“Bash quit because your mom died and he didn’t want to have something happen on the track that orphaned you and Lucia,” Billy says and frowns. “When he told me that, you could see it still pained him. It remains to this day one of the most amazing sacrifices for love I’ve ever known personally. And it’s not one I’m making.”
“I’m not your kid, Billy. I’m an adult who will accept the risks,” I argue. “But you aren’t brave enough to make them, are you?”
“It’s not about being brave.”
“Yeah it is. Or else it’s that you don’t love me enough.”
He blinks. He opens his mouth. But he says absolutely nothing.
Someone taps his shoulder. “Billy James?”
“Yeah mate.Oui.” He nods and tried to turn back to me but of course they ask for a photo. With a clenched jaw he nods and gives them what they want and I turn and leave.
Billy catches up to me around the corner from Sacre Coeur, halfway down a winding cobblestone street. “Did someone drug you?”
Oh my God. How does he know about that. “I don’t talk about that.”
His eyes widen. “Frankie… why? My God, if it was someone on the team…”
“What Billy? What can be done about it?” I ask, angrily and hurt. “I have no idea who did it, or even what they used. Telling my dad would have just made things worse. I wasn’t assaulted, I had them check at the hospital. I was just drugged. I think. It’s my word against a hundred party guests. And my dad, he was struggling so hard to be a good single parent and he would have taken it like a personal failure. And he would have ripped apart his own race team until he found out who did it. And I don’t even know if it was someone involved in racing.”
He shakes his head, like he doesn’t approve, and rage spikes inside me. “You don’t get to judge me for keeping secrets. You have your own, remember?” I feel one tear slide down my cheek. “And besides, you’re not brave enough to let yourself love me so don’t judge me for being a coward about this.”

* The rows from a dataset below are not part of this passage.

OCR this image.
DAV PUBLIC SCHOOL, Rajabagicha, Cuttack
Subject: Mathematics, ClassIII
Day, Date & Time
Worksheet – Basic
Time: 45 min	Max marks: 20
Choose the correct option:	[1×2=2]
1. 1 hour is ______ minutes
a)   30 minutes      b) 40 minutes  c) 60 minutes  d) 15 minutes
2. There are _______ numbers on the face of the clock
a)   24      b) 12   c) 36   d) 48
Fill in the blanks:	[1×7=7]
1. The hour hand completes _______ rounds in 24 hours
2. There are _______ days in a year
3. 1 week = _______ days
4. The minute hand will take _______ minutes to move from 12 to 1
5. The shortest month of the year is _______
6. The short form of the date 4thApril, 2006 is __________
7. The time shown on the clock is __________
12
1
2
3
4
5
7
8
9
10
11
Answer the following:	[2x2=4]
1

I keep walking. Billy doesn’t follow.
* * *
The restof the two weeks between the race in Mexico and the race in Japan feel like the longest of my life. It makes no sense because I’m so damn busy. I barely have time to brush my teeth or get six solid hours at night, but somehow, I’m sad. Lonely. I stare out the living room window of Jennie’s Paris apartment from the sofa where I’m curled up with a cup of mint tea. The day outside is as dreary as my mood. Gray skies and wet pavement from a rain shower that just finished. Not a great day for the photoshoot we did earlier, with the prototypes of my shoe line, but it matches my mood perfectly.
“You really need your own place here already,” Jennie surmises as she walks back in from the kitchen. “I worked hard with my designer on re-doing this entire place last spring, and your depression is clashing with the design esthetic.”
“I should laugh at that. It’s funny.”
“But you can’t because you’re heartbroken,” Jennie replies and plops down on the navy-hued leather wingchair in the corner.
“No. I’m over-worked and exhausted,” I argue, but it only makes her laugh.
She points to her own face. “Oh sorry, that was pure sarcasm escaping. I’m sorry.”
I ignore her and check my messages on my phone. I need to be at the airport by nine tonight to catch the private jet Dad and Dario rented for the trip to Japan. I’m dreading it so much I spent half of last night trying to find a commercial alternative so I wouldn’t have to spend eleven hours hurtling through the sky in a small confined space with Billy James. But there was nothing that worked time-wise.
I swear I would have sat in a center row, middle seat in economy on any commercial airline if I could avoid this. “Lucia is doing well,” I murmur as I read my sister’s latest message. “She’s going stir-crazy and she’s excited Dad is going to Japan for the race because he’s been suffocating her with love.”
“And the thing with Nick,” Jennie asks.
I shrug with heavy shoulders. “I think she ended it, which is why he took vacation. Mick, Lucia’s bodyguard, is meeting me in Tokyo.”
“Fucking men,” Jennie sighs.
“I think that I have to give up one of my jobs,” I confess, changing the subject to something even shittier than my dumpster fire of a love life. It’s the first time I’ve said it out loud, but I’ve been thinking it for a while now. It started as a little nagging thought and became a full-fledge worry. I am running on empty.
“If you keep working for Mirabella, you definitely need to start scaling back the influencer stuff,” Jennie says after a long pause where my words seem to sit between us on the herringbone patterned floor. “And you also won’t need a manager anymore.”
“I didn’t say I was keeping the Mirabella job,” I counter.
Jennie smiles softly and smooths back her hair, which has grown longer since the last time I saw her, and she’s added some lighter highlights. “Honey, we both know no matter how hard it seems, the job you were born for is Mirabella.”
“I can’t work with him every day for the rest of my life,” I say, and I’m fighting tears. “Because I won’t be able to move on.”